2020年秋の特別展実施に向けて準備を進めた。具体的には以下の4点について取り組んだ。(1)協力アーティストを確定し、各自の出展作品の数、内容に関して打ち合わせを行なった。(2)民博所蔵資料の中で、さわることに適したものを選定し、撮影した。(3)図録の目次案を固め、執筆予定者に原稿依頼状を送付した。(4)展示場全体のレイアウトについて展示デザイナーと議論を重ね、設計図面を完成させた。
2022年秋(予定)の特別展開催に向けて、展示デザイン基本コンセプト、展示タイトル、構成、コンテンツ、国際巡回展部分関連の変更への対応の検討、展示装置の開発、その他展示協力者、予算関連と資金確保の方法、関連出版物の内容、などについて準備を進めた。
初代館長であった梅棹忠夫(1920-2010)の生誕100年にあたる2020年を機に、梅棹アーカイブズとして整理されてきた資料、とりわけ近年研究費を用いて整理されてきた資料を中心に公開する。

 

 

博物館社会連携

昨年度に引き続き、知的障害者を対象とした試行的ワークショップ「みんぱくSama-Sama塾」を開催した。
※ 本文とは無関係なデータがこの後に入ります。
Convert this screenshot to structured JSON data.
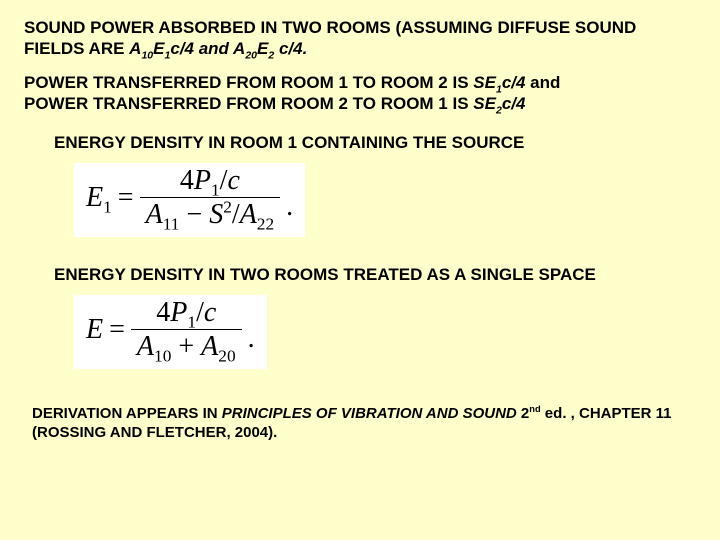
{
  "background_color": "#ffffcc",
  "text_color": "#000000",
  "equation_bg": "#ffffff",
  "font_body": "Arial",
  "font_math": "Times New Roman",
  "p1": {
    "prefix": "SOUND POWER ABSORBED IN TWO ROOMS (ASSUMING DIFFUSE SOUND FIELDS ARE  ",
    "a10": "A",
    "a10sub": "10",
    "e1": "E",
    "e1sub": "1",
    "mid1": "c/4   and   ",
    "a20": "A",
    "a20sub": "20",
    "e2": "E",
    "e2sub": "2",
    "suffix": " c/4."
  },
  "p2": {
    "l1a": "POWER TRANSFERRED FROM ROOM 1 TO ROOM 2 IS   ",
    "se1": "SE",
    "se1sub": "1",
    "l1b": "c/4 ",
    "and": "and",
    "l2a": "POWER TRANSFERRED FROM ROOM 2 TO ROOM 1 IS   ",
    "se2": "SE",
    "se2sub": "2",
    "l2b": "c/4"
  },
  "h_room1": "ENERGY DENSITY IN ROOM 1 CONTAINING THE SOURCE",
  "h_single": "ENERGY DENSITY IN TWO ROOMS TREATED AS A SINGLE SPACE",
  "eq1": {
    "lhs_var": "E",
    "lhs_sub": "1",
    "equals": " = ",
    "num_a": "4",
    "num_p": "P",
    "num_psub": "1",
    "num_b": "/",
    "num_c": "c",
    "den_a": "A",
    "den_asub": "11",
    "den_minus": " − ",
    "den_s": "S",
    "den_ssup": "2",
    "den_slash": "/",
    "den_b": "A",
    "den_bsub": "22",
    "dot": "."
  },
  "eq2": {
    "lhs_var": "E",
    "equals": " = ",
    "num_a": "4",
    "num_p": "P",
    "num_psub": "1",
    "num_b": "/",
    "num_c": "c",
    "den_a": "A",
    "den_asub": "10",
    "den_plus": " + ",
    "den_b": "A",
    "den_bsub": "20",
    "dot": "."
  },
  "footer": {
    "t1": "DERIVATION APPEARS IN ",
    "book": "PRINCIPLES OF VIBRATION AND SOUND",
    "t2": " 2",
    "nd": "nd",
    "t3": " ed. , CHAPTER 11 (ROSSING AND FLETCHER, 2004)."
  }
}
知的障害者にとっても分かりやすく、楽しめる博物館の活用モデルを目指し、知的障害者が博物館を活用する際に必要とされる支援や改善点などを検討しながら実施した。
本館展示場新構築以前の2009年に作成されたパンフレットは、展示場の現状との間に齟齬が生じていた。そのため内容を精査し、小・中学生の利用者による主体的な学びと展示場の有効利用を促すための新しい情報を追加するなど、改訂を行った。